C. Mühendislerin Sendikalaşma Oranları Neden Düşük?
Toplantıda mühendislerin sendikalaşma oranlarının düşüklüğü de gündeme geldi. Bir katılımcı, “Mühendislerin sendikalaşma oranı çok düşük. İşçiler, mühendislerle aynı sendikaya üye olmak istemeyebiliyor ve mühendisler de işçi sendikalarına mesafeli duruyor” dedi.
Bu durumu avantaja çevirmenin yollarının tartışılması gerektiğini vurgulayan katılımcı, “Bu girişim, mühendislerin sendikal mücadeleye katılımını artırabilir” diye konuştu.
D. Yeni Bir Örgütlenme Modeli Gerekliliği
TMMOB’un kuruluş amacı ve çalışma ilkelerinin sendikalardan farklı olduğunu belirten katılımcılar, mühendislerin sorunlarını çözmek için dayanışma içinde ve birbirinden farklı örgütlenme modellerinin geliştirilmesi gerektiğini belirtti. “Kapitalizm artık başka bir noktada.
MÜHENDİSSEN, MÜHENDİSLERİN SENDİKASI GİRİŞİMİ
“Beyaz yakalıları işveren haline getirerek onları daha da yalnızlaştırıyor. Kölelik başka bir boyuta geldi. Bu yüzden yeni sendikal modeller üzerinde düşünmeliyiz” denildi.
Ayrıca merkezi olmayan bir sendika modelinin mümkün olup olmadığını gündeme getirilerek, “Dört duvara ihtiyacımız yok. Dijitalleşen dünyada farklı örgütlenme biçimleri deneyebiliriz” denildi.

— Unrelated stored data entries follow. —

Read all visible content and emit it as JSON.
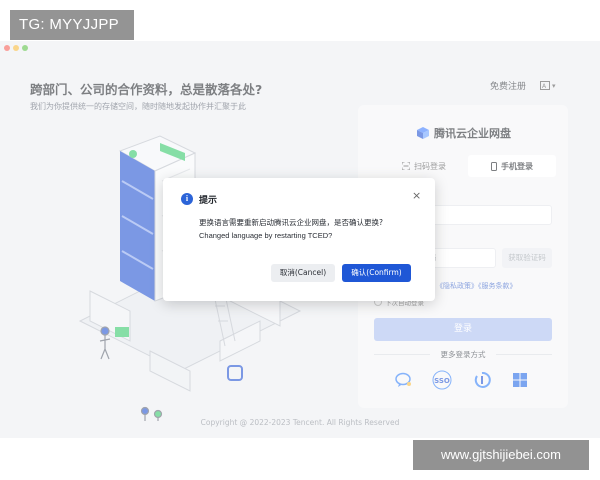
{
  "overlay_tag": {
    "text": "TG: MYYJJPP"
  },
  "watermark": {
    "text": "www.gjtshijiebei.com"
  },
  "hero": {
    "title": "跨部门、公司的合作资料，总是散落各处?",
    "subtitle": "我们为你提供统一的存储空间，随时随地发起协作并汇聚于此"
  },
  "top_right": {
    "register_label": "免费注册",
    "language_label": "▾"
  },
  "login_panel": {
    "logo_text": "腾讯云企业网盘",
    "tabs": [
      {
        "label": "扫码登录",
        "icon": "qr-scan-icon",
        "active": false
      },
      {
        "label": "手机登录",
        "icon": "phone-icon",
        "active": true
      }
    ],
    "phone_placeholder": "请输入手机号",
    "code_placeholder": "码",
    "get_code_label": "获取验证码",
    "policy_text": "《隐私政策》《服务条款》",
    "auto_login_label": "下次自动登录",
    "login_button": "登录",
    "more_methods_label": "更多登录方式",
    "alt_methods": [
      {
        "name": "wechat-work-icon"
      },
      {
        "name": "sso-icon",
        "label": "SSO"
      },
      {
        "name": "tencent-meeting-icon"
      },
      {
        "name": "windows-icon"
      }
    ]
  },
  "footer": {
    "copyright": "Copyright @ 2022-2023 Tencent. All Rights Reserved"
  },
  "dialog": {
    "title": "提示",
    "message_cn": "更换语言需要重新启动腾讯云企业网盘，是否确认更换?",
    "message_en": "Changed language by restarting TCED?",
    "cancel_label": "取消(Cancel)",
    "confirm_label": "确认(Confirm)",
    "close_glyph": "×"
  },
  "colors": {
    "accent": "#1f57d6",
    "login_disabled": "#a9bdf0",
    "illustration_blue": "#1d4fd1",
    "illustration_green": "#2fc766"
  }
}
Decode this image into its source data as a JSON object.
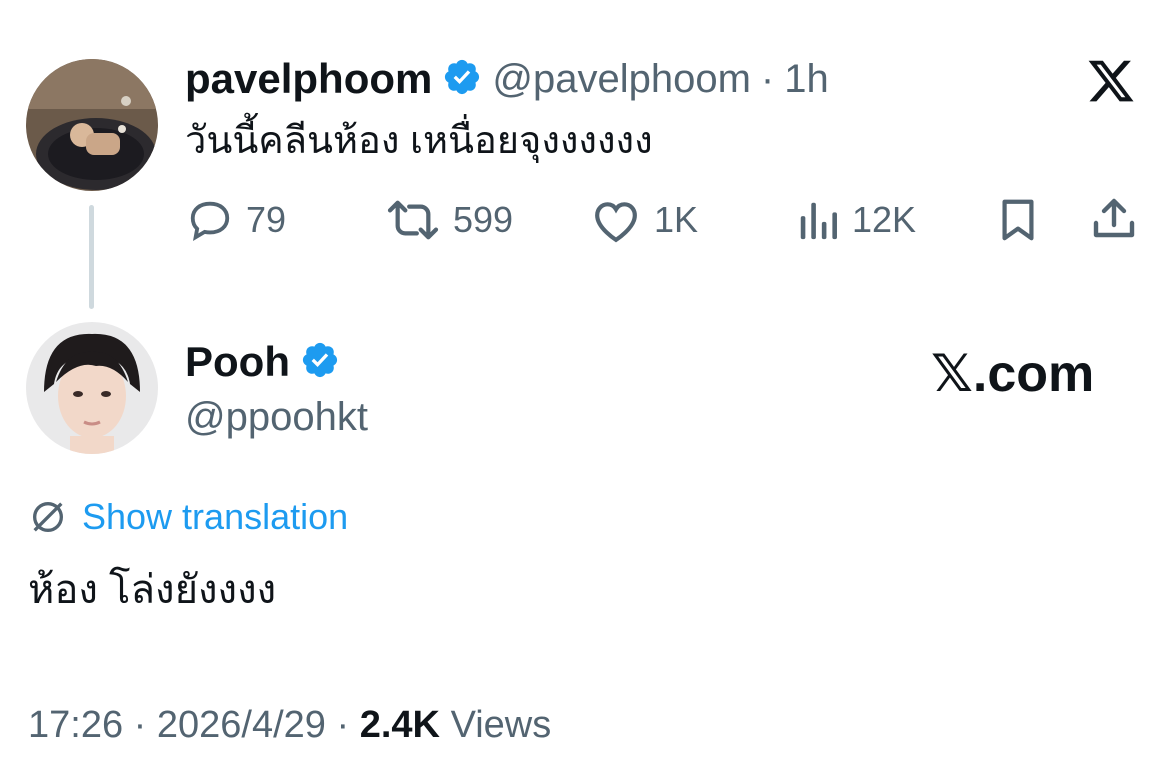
{
  "original_tweet": {
    "display_name": "pavelphoom",
    "handle": "@pavelphoom",
    "separator": "·",
    "time_ago": "1h",
    "text": "วันนี้คลีนห้อง เหนื่อยจุงงงงงง",
    "verified": true,
    "actions": {
      "replies": "79",
      "reposts": "599",
      "likes": "1K",
      "views": "12K"
    },
    "platform_icon": "x-logo-icon"
  },
  "reply": {
    "display_name": "Pooh",
    "handle": "@ppoohkt",
    "verified": true,
    "watermark": "𝕏.com",
    "show_translation_label": "Show translation",
    "text": "ห้อง โล่งยังงงง",
    "time": "17:26",
    "dot1": "·",
    "date": "2026/4/29",
    "dot2": "·",
    "view_count": "2.4K",
    "views_label": "Views"
  },
  "colors": {
    "verified_blue": "#1d9bf0",
    "link_blue": "#1d9bf0",
    "secondary_text": "#536471",
    "primary_text": "#0f1419"
  }
}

E. Dayanışma ve Sınıfsal Bilinç Vurgusu
Toplantının sonunda mühendislerin sınıfsal bilincinin artırılmasının önemine dikkat çekildi. “Mühendisler, işçi sınıfının bir parçası olduklarını anlamakta güçlük çekiyor. Onlara sınıfsal farkındalık kazandırmamız gerekiyor” denilirken, genç mühendislerin ağır çalışma şartları altında ezildiğini belirtilerek dayanışma ruhunun güçlendirilmesi gerektiği ifade edildi.
F. “Yolumuzdan Dönmeyeceğiz. BİRLİKTE YÜRÜYORUZ”
Toplantı “Mühendisler artık kendi sözlerini söylemeli ve haklarını almalıdır. Mühendislerin Sendikası Girişimi’ni bir gereklilik olarak görüyoruz. Amacımız, örgütlenemeyen mühendisleri harekete geçirmektir. Yolumuza devam edeceğiz. BİRLİKTE YÜRÜYORUZ” sözleriyle sonlandırıldı.
Mühendissen Girişimi, teknik elemanların hakları için mücadelede yeni bir dönemin başlangıcı olarak görülüyor. MÜHENDİSSEN altı aylık hedef doğrultusunda örgütlenme çalışmalarını hızlandırmayı ve kuruluşunu tamamlamayı planlıyor.